NAS-181

Clinical data
- Other names: NAS181; MCOMM
- Drug class: Serotonin 5-HT_{1B} receptor antagonist

Identifiers
- IUPAC name (2R)-2-[[3-(morpholin-4-ylmethyl)-2H-chromen-8-yl]oxymethyl]morpholine;
- CAS Number: 205242-61-1;
- PubChem CID: 9955015;
- UNII: EB3GE9ZR8T;
- ChEMBL: ChEMBL1789131;

Chemical and physical data
- Formula: C_{19}H_{26}N_{2}O_{4}
- Molar mass: 346.427 g·mol^{−1}
- 3D model (JSmol): Interactive image;
- SMILES C1CO[C@H](CN1)COC2=CC=CC3=C2OCC(=C3)CN4CCOCC4;
- InChI InChI=1S/C19H26N2O4/c1-2-16-10-15(12-21-5-8-22-9-6-21)13-25-19(16)18(3-1)24-14-17-11-20-4-7-23-17/h1-3,10,17,20H,4-9,11-14H2/t17-/m1/s1; Key:RTKDBEOSPDFLGD-QGZVFWFLSA-N;

= NAS-181 =

Serotonin 5-HT1B receptor antagonist

NAS-181, also known as MCOMM, is a selective rodent serotonin 5-HT_{1B} receptor antagonist which is used in scientific research.

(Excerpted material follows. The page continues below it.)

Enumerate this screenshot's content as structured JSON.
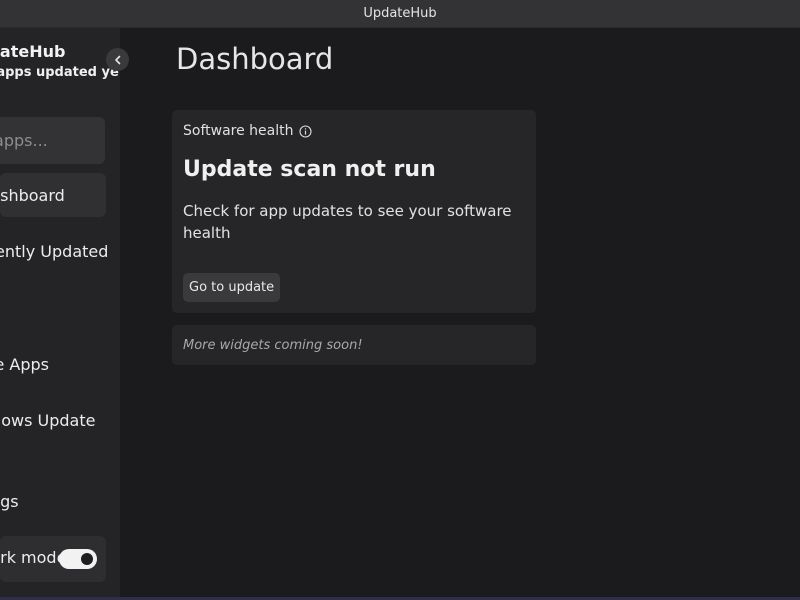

In animals, NAS-181 has been found to strongly increase acetylcholine levels in the frontal cortex and hippocampus. It has been found to block memory impairment induced by the antimuscarinic agent scopolamine and by the NMDA receptor antagonist dizocilpine (MK-801). Injection of NAS-181 directly into the nucleus accumbens has also been found to reverse the prosocial behavior induced by the serotonin releasing agent MDMA in animals.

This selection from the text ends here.